Todos foram embora. Não tem mais ninguém por lá. Todos foram para casa, fugindo da peste.
Ela chega em casa afoita. Enfia a chave na fechadura da porta dos fundos. É por lá que tem entrado desde que o risco de contaminação se espalhou.
Ela tiraria o keds e passaria solução de água sanitária nas solas. Tiraria ali mesmo a roupa do trabalho e colocaria direto na máquina de lavar roupas. Selecionaria o ciclo longo, que lava a 60 graus. Segundo as pesquisas, temperatura letal para o vírus.
E, em seguida, lavaria as mãos com bastante água e sabão, na duração de dois “parabéns para você” e reconheceria sua tendência ao transtorno obsessivo-compulsivo. Colocaria a roupa de ficar dentro de casa.
E lá naquela casa, que é ninho, um pequeno núcleo atemporal e indestrutível de amor, poderia, enfim relaxar, ser dona de seu próprio tempo.
Lá experimentaria toda a segurança do cuidado e o risco do amor. Sim, aquela casa, daquele jeito esquisito, é aconchego, abrigo, felicidade.
A casa se tornaria fonte de inspiração, de criatividade. E, contrariando todas as tendências, o tempo, que deveria passar mais lento naqueles dias de quarentena, estaria mais acelerado para ela, evidenciando a urgência da vida debaixo daqueles olhos, ora tranquilos, ora angustiados.

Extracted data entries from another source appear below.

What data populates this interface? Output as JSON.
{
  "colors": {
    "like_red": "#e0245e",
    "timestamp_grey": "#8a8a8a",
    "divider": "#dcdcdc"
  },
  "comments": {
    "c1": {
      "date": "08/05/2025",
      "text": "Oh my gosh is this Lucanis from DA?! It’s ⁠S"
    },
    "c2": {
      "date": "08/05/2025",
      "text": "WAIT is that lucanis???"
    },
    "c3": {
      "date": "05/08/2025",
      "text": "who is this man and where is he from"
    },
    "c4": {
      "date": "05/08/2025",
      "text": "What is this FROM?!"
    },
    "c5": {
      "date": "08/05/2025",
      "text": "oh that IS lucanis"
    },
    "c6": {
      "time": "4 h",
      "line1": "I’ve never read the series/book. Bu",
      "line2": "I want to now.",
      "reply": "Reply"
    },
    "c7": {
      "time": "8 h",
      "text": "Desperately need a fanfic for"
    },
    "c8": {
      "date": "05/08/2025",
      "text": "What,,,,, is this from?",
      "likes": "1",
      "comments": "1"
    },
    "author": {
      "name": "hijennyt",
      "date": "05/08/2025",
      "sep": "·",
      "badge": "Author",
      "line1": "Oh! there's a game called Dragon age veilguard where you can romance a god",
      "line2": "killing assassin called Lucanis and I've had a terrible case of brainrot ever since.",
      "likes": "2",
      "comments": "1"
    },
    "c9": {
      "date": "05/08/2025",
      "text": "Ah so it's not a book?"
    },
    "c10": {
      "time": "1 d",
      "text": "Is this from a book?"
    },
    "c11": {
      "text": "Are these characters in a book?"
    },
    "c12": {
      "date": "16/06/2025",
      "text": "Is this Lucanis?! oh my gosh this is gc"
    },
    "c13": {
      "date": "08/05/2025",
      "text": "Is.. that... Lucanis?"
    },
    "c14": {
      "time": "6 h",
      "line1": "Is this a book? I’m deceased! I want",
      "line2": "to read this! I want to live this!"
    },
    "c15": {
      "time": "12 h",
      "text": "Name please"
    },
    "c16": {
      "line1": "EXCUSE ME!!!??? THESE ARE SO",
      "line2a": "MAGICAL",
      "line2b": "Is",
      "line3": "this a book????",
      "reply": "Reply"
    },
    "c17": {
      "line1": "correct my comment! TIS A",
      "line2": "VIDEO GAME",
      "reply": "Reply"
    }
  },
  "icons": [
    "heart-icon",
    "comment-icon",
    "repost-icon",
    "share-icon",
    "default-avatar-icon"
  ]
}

A casa seria um convite ao afeto e à introspecção. À leitura, à escrita, à composição. Ela seria um breve retorno no tempo, alguns anos atrás, talvez décadas. Um resgate de conexões perdidas. A música tocaria o tempo todo.
Ela subiria na cadeira roxa e acessaria, no maleiro, suas linhas, agulhas e tramas. E, repetindo um ato feliz de sua mãe, ensinaria sua filha a arte e a paciência do bordado. E a pequena garota iria se encantar. E ficaria, por horas, sem perceber o andar do relógio, “x” por “x”, bordando cachorros, flamingos, unicórnios.
A cozinha seria espaço de alquimia e experimentação. Ela se encheria dos mais diferentes cheiros, aromas e temperos. Pastéis, bolos, gelatina, estrogonofe, massa com camarão. Depois, o cheiro de cloro viria, penetrante, lembrando-a da necessidade imperiosa da assepsia.
Mas a chave não gira, a fechadura não abre. Passa alguns instantes forçando a volta, certificando-se que não há outra chave pelo lado de dentro. Não, não há. Há algo estranho e diferente. Olha para seus pés e não encontra o capacho marrom. Olha para a porta do vizinho e sente a falta do “Welcome” no tapete. Olha para cima e vê a plaquinha indicando “804”. Casa errada.
Ri de si mesma. Sabia que a história de apertar o botão do elevador com os cotovelos não ia dar em coisa boa.